From the same guy who brought us spurious correlations, a fun way to show that correlation is not causation via graphs of correlations between very different things that do not cause each other.
I did attach an image but because of a Lemmy/Mbin issue I don’t think I can have actual alt text, so here is the alt text.
A website, whose title is “spurious scholar”, with the subtitle “Because if p < 0.05, why not publish?”
Step 1: Gather a bunch of data.
Step 2: Dredge that data to find random correlations between variables.
Step 3: Calculate the correlation coefficient, confidence interval, and p-value to see if the connection is statistically significant.
Step 4: If it is, have a large language model draft a research paper.
Step 5: Remind everyone that these papers are AI-generated and are not real. Seriously, just pick one and read the lit review section.
Step 6: …publish:
Then there are two screenshots from papers generated with this method.

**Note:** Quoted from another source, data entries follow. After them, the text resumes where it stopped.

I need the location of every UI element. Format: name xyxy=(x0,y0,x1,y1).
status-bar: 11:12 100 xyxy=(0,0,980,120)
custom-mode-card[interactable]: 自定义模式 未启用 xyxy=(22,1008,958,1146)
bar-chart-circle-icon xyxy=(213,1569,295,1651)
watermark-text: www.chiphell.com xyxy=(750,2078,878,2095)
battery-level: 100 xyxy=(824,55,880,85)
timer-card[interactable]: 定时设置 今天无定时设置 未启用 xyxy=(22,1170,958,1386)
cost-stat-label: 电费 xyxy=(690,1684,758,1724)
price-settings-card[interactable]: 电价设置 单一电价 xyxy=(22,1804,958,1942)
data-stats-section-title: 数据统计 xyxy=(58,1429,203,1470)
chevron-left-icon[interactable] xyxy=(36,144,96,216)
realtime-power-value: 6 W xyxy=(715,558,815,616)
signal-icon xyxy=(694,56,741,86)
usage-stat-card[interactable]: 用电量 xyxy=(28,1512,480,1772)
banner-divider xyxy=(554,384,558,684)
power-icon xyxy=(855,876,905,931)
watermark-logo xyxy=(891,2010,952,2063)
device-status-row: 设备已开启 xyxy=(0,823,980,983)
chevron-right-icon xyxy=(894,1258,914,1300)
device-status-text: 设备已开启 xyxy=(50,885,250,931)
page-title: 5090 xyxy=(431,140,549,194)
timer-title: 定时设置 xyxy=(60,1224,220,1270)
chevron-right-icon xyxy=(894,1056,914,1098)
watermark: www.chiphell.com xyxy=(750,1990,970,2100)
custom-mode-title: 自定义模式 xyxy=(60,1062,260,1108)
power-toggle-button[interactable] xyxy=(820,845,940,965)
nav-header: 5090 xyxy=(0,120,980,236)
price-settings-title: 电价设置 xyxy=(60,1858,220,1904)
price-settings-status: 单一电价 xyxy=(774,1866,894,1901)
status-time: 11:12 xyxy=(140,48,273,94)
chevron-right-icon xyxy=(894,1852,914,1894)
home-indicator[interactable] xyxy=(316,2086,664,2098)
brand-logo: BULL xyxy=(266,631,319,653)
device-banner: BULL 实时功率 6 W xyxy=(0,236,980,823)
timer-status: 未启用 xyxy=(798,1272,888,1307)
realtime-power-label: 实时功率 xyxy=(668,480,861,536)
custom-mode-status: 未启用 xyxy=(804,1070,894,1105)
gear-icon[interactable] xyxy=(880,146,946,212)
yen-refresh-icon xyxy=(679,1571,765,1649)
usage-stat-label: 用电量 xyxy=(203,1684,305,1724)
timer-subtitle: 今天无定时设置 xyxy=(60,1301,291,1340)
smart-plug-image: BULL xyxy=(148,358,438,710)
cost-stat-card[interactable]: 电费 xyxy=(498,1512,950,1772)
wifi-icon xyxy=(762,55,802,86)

Also, clicking the note for step 2 has some pretty educational content on being naughty with data, at least for me, someone who is not an academic:
“Dredging data” means taking one variable and correlating it against every other variable just to see what sticks. It’s a dangerous way to go about analysis, because any sufficiently large dataset will yield strong correlations completely at random.
Fun fact: the chart used on the wikipedia page to demonstrate data dredging is also from me. I’ve been being naughty with data since 2014.
Obligatory xkcd demonstration.
Every topic of interest has a relevant XKCD. Conclusion: We are incapable of gaining widespread interest in a topic until an XKCD has been written about it.